ECLI:NL:RBDHA:2023:2417

Rechtbank Den Haag

Datum uitspraak
27 februari 2023
Publicatiedatum
2 maart 2023
Zaaknummer
NL23.5183
Instantie
Rechtbank Den Haag
Type
Uitspraak
Rechtsgebied
Bestuursrecht; Vreemdelingenrecht
Procedures
  • Eerste aanleg - enkelvoudig
Rechters
  • B.F.Th. de Roos
Vindplaatsen
  • Rechtspraak.nl
AI samenvatting door LexboostAutomatisch gegenereerd

Bewaring en zicht op uitzetting naar Marokko in bestuursrechtelijke procedure

In deze zaak heeft de Rechtbank Den Haag op 27 februari 2023 uitspraak gedaan in een bestuursrechtelijke procedure betreffende de maatregel van bewaring van eiser, die de Marokkaanse nationaliteit heeft. Eiser is op 28 november 2022 in bewaring gesteld op grond van artikel 59, eerste lid, aanhef en onder a, van de Vreemdelingenwet 2000. Eiser heeft beroep ingesteld tegen het voortduren van deze maatregel en verzocht om schadevergoeding. De rechtbank heeft besloten dat een onderzoek ter zitting niet nodig was en heeft het onderzoek op 27 februari 2023 gesloten.

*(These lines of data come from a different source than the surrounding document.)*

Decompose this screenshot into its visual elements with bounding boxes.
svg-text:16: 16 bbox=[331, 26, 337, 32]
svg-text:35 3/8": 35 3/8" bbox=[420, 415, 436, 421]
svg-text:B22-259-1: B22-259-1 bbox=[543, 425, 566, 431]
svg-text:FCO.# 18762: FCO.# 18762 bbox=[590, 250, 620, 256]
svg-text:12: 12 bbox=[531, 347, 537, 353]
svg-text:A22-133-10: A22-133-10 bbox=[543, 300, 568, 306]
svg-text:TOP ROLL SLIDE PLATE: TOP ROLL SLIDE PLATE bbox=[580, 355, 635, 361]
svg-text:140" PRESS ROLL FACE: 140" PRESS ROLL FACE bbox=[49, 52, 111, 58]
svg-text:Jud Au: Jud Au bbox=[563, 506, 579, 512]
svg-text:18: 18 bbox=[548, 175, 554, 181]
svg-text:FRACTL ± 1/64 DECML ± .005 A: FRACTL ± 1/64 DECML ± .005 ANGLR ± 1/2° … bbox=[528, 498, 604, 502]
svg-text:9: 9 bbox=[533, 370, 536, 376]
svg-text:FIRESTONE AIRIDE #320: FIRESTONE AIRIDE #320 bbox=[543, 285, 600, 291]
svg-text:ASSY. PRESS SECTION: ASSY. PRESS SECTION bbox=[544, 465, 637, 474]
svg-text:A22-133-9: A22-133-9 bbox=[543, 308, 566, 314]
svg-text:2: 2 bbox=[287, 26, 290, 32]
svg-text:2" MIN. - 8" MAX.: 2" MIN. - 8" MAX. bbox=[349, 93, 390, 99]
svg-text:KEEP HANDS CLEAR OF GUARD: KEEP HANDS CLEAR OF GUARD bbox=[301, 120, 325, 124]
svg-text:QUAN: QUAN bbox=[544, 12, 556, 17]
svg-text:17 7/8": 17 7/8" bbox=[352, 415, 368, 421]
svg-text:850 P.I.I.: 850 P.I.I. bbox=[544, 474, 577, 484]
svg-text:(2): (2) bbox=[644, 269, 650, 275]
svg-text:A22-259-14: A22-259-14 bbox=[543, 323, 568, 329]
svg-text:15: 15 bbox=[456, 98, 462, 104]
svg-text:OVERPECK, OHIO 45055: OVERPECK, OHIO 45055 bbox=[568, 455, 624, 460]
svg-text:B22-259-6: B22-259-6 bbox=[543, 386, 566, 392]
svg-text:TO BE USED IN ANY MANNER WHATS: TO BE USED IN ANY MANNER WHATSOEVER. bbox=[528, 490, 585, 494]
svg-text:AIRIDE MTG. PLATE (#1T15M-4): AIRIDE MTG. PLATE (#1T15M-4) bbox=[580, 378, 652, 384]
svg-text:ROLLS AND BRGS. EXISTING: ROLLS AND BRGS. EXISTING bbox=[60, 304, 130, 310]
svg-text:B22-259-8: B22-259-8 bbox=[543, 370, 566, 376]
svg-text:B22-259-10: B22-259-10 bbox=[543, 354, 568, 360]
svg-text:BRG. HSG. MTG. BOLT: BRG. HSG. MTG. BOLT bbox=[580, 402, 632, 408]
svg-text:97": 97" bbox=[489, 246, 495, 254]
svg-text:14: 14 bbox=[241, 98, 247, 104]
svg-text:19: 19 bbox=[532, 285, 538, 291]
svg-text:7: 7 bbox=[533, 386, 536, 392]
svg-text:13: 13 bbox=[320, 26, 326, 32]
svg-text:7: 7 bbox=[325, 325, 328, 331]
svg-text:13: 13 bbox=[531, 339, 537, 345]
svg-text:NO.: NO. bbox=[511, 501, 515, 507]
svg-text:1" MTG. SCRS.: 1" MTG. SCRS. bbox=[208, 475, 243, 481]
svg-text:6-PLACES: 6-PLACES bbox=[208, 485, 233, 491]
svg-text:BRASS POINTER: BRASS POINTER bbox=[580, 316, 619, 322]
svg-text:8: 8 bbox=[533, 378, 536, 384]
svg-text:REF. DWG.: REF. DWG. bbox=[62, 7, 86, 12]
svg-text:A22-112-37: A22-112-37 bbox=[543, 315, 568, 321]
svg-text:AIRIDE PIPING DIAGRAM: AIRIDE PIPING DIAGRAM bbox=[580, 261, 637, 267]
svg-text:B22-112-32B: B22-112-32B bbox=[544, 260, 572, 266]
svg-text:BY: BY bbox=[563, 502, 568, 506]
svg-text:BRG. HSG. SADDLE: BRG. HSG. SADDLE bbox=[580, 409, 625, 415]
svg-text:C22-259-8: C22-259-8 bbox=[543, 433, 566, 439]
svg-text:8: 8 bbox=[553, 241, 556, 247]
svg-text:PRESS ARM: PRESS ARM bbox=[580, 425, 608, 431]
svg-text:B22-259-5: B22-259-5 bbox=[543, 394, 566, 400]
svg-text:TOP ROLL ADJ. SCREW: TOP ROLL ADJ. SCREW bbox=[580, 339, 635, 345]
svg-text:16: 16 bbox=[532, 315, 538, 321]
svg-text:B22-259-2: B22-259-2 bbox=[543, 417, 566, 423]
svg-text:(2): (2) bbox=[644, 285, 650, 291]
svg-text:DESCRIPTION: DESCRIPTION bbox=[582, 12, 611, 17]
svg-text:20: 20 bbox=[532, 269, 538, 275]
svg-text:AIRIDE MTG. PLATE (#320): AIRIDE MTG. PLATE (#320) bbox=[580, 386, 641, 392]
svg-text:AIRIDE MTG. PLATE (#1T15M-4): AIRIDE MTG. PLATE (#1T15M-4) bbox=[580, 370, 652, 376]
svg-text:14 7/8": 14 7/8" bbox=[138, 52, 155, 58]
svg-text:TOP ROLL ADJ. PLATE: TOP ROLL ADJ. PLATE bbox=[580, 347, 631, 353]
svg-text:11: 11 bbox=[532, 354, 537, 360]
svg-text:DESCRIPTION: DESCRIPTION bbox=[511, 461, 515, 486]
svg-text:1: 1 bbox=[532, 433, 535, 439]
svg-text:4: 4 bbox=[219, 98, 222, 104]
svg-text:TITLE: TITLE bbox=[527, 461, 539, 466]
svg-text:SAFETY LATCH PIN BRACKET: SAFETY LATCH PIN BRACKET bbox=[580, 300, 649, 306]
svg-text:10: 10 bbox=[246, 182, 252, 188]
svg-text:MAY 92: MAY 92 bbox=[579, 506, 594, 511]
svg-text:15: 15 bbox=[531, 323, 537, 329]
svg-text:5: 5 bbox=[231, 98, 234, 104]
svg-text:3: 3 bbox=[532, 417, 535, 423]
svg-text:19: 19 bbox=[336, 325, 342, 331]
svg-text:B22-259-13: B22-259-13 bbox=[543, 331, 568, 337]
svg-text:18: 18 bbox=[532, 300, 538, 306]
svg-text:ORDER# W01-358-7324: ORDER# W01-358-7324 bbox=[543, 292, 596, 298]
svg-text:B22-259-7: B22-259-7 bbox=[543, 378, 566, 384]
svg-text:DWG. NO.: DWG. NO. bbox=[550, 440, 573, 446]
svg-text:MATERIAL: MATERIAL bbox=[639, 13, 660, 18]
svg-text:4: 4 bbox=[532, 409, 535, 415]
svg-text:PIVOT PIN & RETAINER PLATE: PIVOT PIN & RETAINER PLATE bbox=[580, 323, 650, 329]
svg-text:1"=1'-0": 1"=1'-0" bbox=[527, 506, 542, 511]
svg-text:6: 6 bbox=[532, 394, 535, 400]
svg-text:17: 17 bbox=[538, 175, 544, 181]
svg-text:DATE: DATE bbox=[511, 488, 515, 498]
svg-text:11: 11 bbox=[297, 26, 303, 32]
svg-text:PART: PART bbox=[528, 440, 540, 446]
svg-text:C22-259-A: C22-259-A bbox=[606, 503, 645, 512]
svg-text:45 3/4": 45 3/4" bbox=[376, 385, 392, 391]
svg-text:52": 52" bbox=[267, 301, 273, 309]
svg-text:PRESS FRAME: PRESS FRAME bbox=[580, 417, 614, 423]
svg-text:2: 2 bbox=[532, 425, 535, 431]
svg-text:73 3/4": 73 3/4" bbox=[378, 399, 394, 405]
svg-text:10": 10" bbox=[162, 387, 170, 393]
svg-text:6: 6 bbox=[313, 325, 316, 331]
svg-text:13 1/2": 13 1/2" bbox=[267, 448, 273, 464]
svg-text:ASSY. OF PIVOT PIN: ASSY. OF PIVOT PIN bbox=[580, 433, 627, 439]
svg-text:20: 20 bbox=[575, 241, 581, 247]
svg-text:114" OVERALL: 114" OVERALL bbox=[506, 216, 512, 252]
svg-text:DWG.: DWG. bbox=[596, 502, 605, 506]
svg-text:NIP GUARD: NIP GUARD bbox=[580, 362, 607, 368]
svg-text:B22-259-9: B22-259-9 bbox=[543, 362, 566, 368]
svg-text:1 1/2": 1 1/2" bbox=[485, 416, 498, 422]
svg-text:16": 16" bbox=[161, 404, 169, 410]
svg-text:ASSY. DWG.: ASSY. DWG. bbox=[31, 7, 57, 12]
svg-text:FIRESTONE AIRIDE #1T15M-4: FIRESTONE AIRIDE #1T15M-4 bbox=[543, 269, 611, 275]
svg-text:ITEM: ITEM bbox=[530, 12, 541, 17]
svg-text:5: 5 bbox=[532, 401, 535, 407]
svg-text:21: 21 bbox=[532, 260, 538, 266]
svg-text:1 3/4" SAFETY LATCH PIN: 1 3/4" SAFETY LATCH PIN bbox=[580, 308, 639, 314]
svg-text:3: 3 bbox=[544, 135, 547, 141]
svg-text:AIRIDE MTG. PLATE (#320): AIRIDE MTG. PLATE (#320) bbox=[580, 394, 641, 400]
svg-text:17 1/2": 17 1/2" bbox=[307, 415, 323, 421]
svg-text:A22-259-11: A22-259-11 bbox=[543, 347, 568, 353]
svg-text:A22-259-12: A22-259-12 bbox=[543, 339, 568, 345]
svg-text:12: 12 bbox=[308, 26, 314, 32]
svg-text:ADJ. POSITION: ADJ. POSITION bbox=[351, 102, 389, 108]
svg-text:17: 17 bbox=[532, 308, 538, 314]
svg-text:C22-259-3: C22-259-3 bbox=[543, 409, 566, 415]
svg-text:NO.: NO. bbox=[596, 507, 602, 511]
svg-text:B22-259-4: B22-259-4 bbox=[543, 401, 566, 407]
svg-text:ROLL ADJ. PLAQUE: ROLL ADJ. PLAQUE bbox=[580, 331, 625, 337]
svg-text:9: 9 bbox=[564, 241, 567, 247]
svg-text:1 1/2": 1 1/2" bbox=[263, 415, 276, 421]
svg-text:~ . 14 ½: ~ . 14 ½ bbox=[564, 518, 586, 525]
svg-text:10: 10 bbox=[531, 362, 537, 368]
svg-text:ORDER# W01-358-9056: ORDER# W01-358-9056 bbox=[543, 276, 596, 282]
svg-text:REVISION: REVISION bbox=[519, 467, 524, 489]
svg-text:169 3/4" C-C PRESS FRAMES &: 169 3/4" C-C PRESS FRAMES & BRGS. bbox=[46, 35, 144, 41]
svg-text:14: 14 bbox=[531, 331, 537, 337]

De rechtbank heeft overwogen dat, indien de maatregel van bewaring in strijd is met de Vreemdelingenwet of niet gerechtvaardigd is, het beroep gegrond kan worden verklaard. Eiser heeft aangevoerd dat er geen zicht is op uitzetting naar Marokko, omdat hij al drie maanden in bewaring zit en er nog geen laissez-passer is verstrekt door de Marokkaanse autoriteiten. De rechtbank heeft echter vastgesteld dat verweerder voldoende voortvarend heeft gehandeld en dat er in het algemeen zicht op uitzetting is. De rechtbank heeft ook verwezen naar eerdere uitspraken die relevant zijn voor deze zaak.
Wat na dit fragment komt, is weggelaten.